The Executive Board of the International Monetary Fund (IMF) completed the seventh review under the Extended Credit Facility Arrangement (ECF) for Côte d’Ivoire (June 5, 2015). The completion of the review enables the immediate release of the equivalent of SDR 48.78 million (about US$68.36 million), bringing total disbursements under the arrangement to the equivalent of SDR471.54 million (about US$660.84 million). The decision was taken without a formal Board meeting.
In completing the review, the Executive Board also approved the authorities’ request for the modification of the performance criteria on the primary basic balance and net domestic financing as of end-June 2015 as well as indicative targets consistent with the framework of the economic and financial program.
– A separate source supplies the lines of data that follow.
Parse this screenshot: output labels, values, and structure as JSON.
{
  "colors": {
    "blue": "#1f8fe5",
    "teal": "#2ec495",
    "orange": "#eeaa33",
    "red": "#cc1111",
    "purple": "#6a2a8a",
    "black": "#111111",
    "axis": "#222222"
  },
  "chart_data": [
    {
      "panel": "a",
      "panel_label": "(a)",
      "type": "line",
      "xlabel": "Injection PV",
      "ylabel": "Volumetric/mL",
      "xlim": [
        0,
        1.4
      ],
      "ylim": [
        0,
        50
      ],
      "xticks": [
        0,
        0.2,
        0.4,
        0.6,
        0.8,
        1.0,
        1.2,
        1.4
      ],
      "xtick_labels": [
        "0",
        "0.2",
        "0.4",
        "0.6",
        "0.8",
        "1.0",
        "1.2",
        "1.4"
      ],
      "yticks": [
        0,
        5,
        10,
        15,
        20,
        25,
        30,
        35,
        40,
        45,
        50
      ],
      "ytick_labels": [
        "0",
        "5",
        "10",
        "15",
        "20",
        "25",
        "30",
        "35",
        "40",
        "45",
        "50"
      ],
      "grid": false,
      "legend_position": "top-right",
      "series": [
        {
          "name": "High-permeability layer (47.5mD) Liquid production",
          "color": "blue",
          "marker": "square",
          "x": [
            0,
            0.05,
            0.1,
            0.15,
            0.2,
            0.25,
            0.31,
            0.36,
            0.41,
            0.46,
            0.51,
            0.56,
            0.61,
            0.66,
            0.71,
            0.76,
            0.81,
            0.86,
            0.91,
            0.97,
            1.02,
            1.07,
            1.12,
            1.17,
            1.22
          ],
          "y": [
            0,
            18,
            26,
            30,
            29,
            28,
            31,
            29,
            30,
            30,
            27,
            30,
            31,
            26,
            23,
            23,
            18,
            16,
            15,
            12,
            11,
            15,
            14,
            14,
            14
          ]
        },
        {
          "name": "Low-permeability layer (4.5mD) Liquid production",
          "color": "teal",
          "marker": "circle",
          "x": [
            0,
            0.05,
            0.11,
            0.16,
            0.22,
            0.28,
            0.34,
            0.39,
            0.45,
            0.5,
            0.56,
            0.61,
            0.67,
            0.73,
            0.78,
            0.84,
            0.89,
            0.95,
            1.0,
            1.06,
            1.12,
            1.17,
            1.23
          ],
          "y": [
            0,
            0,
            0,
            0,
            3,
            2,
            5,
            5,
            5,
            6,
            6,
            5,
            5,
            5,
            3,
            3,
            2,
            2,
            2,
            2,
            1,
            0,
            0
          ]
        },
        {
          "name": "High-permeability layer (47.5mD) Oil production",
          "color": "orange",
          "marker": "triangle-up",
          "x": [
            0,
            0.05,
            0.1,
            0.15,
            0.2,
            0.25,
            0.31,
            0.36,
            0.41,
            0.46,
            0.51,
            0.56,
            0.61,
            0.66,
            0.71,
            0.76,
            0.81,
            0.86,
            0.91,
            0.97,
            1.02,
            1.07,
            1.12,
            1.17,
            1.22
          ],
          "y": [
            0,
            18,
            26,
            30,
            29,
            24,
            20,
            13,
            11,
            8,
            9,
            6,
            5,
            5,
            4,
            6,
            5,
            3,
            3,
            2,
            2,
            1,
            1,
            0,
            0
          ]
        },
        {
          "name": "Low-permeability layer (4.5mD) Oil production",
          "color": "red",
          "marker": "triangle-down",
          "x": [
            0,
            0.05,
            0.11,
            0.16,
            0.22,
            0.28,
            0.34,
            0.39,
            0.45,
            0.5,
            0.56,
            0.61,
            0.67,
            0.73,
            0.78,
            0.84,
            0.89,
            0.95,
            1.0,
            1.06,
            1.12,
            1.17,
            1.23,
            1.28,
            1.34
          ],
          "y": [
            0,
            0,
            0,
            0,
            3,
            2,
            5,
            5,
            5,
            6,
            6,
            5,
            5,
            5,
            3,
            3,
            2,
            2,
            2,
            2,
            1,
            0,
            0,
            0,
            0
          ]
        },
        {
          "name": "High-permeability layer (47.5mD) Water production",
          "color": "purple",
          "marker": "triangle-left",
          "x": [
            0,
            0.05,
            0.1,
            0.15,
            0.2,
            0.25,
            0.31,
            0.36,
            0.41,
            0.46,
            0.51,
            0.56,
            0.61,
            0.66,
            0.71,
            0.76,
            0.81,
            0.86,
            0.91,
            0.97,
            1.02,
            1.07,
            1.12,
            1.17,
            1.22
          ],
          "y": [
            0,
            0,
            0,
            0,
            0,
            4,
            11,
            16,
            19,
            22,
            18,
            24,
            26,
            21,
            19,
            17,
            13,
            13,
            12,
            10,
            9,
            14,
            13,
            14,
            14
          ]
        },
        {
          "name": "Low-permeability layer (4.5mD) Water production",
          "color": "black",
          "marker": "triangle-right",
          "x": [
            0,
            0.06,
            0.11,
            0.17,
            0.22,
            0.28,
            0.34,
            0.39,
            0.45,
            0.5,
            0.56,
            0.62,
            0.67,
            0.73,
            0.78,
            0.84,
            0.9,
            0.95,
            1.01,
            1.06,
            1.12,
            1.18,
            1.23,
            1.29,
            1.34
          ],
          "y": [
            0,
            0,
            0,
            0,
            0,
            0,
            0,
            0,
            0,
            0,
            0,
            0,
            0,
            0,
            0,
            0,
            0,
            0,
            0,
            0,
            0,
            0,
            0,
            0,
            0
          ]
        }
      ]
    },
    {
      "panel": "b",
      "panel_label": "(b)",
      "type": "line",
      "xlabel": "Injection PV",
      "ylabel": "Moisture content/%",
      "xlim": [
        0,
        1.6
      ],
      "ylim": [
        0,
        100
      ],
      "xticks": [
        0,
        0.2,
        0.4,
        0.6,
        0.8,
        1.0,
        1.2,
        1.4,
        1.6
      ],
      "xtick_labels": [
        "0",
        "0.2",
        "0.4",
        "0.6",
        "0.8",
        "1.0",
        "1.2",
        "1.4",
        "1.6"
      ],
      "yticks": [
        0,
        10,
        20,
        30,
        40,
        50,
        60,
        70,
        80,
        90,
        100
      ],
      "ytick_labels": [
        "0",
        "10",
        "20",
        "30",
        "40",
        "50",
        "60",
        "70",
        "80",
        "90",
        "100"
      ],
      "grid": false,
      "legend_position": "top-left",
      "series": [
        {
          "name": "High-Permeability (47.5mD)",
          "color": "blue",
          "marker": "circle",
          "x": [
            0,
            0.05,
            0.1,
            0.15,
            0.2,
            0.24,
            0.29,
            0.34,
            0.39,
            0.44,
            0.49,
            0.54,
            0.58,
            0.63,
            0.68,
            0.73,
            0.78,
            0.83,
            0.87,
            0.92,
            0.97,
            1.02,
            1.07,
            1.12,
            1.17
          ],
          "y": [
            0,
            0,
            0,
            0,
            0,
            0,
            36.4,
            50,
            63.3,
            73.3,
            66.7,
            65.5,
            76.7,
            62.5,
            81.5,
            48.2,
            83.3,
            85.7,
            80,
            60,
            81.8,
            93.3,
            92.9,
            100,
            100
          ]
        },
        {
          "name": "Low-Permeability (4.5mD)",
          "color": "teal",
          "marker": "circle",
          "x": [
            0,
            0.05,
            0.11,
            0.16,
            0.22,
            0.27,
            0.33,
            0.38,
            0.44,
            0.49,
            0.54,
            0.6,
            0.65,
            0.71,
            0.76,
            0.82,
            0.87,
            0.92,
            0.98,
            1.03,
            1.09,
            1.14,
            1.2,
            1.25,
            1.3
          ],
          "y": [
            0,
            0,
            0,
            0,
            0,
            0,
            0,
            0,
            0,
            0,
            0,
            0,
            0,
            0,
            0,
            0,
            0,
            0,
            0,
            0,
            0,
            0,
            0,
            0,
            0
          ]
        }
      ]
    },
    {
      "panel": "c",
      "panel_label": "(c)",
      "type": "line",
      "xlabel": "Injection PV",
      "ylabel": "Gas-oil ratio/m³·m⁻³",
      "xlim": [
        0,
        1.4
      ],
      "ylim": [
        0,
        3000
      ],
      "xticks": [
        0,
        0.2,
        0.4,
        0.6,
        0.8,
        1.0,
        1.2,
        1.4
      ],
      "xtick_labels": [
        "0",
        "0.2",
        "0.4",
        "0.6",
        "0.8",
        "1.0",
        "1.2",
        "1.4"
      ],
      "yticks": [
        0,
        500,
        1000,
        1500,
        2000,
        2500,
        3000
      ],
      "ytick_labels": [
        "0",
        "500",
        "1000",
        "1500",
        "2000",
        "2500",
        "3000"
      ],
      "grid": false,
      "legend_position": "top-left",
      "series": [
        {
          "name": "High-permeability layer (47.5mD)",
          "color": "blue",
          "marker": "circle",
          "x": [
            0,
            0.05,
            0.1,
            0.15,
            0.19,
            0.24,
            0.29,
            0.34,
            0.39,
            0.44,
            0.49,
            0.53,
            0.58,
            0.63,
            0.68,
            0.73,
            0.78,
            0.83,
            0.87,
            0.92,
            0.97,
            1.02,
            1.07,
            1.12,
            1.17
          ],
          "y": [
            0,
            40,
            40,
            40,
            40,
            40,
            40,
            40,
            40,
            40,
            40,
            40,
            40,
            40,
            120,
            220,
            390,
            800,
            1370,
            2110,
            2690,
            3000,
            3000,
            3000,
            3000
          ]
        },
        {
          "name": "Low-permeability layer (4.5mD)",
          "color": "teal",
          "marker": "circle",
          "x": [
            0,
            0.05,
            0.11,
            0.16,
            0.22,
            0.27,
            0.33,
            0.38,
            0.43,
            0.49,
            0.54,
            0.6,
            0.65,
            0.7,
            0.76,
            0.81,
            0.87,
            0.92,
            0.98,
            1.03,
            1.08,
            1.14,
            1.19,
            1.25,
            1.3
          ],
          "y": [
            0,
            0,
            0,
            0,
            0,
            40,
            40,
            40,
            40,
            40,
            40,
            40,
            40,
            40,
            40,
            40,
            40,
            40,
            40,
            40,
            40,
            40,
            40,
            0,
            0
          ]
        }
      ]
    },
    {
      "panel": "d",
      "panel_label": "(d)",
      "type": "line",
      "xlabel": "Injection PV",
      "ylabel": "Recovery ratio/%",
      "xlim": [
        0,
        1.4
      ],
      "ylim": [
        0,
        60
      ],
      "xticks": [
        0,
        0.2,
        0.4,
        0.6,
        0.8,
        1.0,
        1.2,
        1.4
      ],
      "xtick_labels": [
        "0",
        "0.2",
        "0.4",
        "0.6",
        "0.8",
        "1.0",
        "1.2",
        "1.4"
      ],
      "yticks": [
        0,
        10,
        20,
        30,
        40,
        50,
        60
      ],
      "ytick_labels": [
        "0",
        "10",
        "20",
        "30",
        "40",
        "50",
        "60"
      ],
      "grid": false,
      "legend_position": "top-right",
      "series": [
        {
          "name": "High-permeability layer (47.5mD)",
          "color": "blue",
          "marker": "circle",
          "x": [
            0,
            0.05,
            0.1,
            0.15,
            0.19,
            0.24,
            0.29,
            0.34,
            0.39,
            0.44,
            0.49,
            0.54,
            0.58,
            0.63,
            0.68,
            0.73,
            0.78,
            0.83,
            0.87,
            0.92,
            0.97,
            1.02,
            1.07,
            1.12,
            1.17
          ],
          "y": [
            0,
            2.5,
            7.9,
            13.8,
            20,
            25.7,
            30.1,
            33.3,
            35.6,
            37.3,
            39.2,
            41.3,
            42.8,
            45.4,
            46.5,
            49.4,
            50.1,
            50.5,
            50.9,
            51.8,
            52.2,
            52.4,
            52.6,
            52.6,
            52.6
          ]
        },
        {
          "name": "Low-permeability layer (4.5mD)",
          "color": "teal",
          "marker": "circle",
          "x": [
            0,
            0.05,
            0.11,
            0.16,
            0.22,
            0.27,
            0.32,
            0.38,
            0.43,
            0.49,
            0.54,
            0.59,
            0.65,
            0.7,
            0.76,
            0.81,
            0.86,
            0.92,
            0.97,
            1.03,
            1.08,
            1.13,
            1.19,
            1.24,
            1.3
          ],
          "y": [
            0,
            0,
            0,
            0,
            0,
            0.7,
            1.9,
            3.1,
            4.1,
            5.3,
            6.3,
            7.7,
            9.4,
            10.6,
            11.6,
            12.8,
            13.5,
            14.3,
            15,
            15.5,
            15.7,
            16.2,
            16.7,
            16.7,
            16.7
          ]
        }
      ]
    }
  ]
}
The Executive Board approved the ECF arrangement for Côte d’Ivoire on November 4, 2011 (see Press Release No. 11/399).
The authorities are to be commended for continued strong macroeconomic performance under the Fund-supported program. Over 2012–14, the growth in real GDP per capita has reached 20 percent. All performance criteria and all but one indicative targets for end-2014 were met. Significant progress has been made toward improving the business climate and the tax administration, and some inroads have been made towards public bank restructuring.
Sustaining high growth rates will require further reforms to improve the business climate. This calls for further efforts including the creation of additional commercial courts in the country and of a commercial court of appeal, the reduction of domestic payments delays, and the improvement of relations between tax payers and tax collection agencies through enhanced transparency in tax control procedures. This also calls for implementing the financial sector development strategy to foster access to credit by SMEs.
Staff considers that the fiscal stance for 2015 remains appropriate despite emerging budgetary pressures. It welcomes the proposed adjustments to the 2015 budget, which include additional revenues and spending cuts containing the deterioration of the basic primary and of the overall deficit to 0.3 percent of GDP. Despite the adjustments, the budget remains broadly growth-friendly and pro-poor, with significant increases in public investment and poverty-reduction expenditures. Staff calls on the authorities to stick to these fiscal objectives despite budget pressures and the electoral context. It emphasizes the need to control increases in current spending over the medium term and to take forceful actions to put the energy sector on a more solid financial footing to limit corresponding fiscal risks.
The recent discovery of extra-budgetary spending is worrisome. Staff notes the assurances provided by the authorities that they do not have knowledge of any further extra-budgetary spending other than the amounts reported in this review. It welcomes the April 23, 2015 Communication by the Council of Ministers reaffirming that extra-budgetary spending should be avoided. It calls on the government to remain vigilant and to strictly respect its commitment to forcefully apply the provisions of the 1998 decree aimed at avoiding extra-budgetary spending, including through disciplinary, civil, and penal sanctions. Furthermore, staff, welcomes the authorities’ initiative to launch audits of extra-budgetary spending undertaken before 2011.
While welcoming actions taken to improve PFM and public debt management, further steps are urgently needed. In particular, staff urges the authorities to broaden the budget’s scope to ensure that it covers all governmental activities and to avoid that public entities borrow to execute expenditures that should normally be included in the budget. Moreover, the sizable amount of public spending undertaken through exceptional spending procedures, notably treasury advances, should be further reduced. Staff calls on the government to pay close attention to the accumulation of debt by public sector entities. The implementation of the long-delayed restructuring of the public debt directorate into front-, middle-, and back-office and the setting up of a centralized database covering public enterprises’ and government guaranteed debt are steps needed to strengthen debt management. Furthermore, the deepening of the regional fixed-income market and the development of a secondary market are crucial to limiting foreign exchange risk on public borrowing in the future.
Staff supports the authorities’ commitment to address weaknesses in the national accounts statistics. Staff urges them to strengthen staffing and capacity at the INS, address information gaps, review the compilation of national account statistics, and correct weaknesses identified in the final accounts for 2012. More broadly, Côte d’Ivoire should upgrade and disseminate its economic data to facilitate monitoring by private investors and credit rating agencies.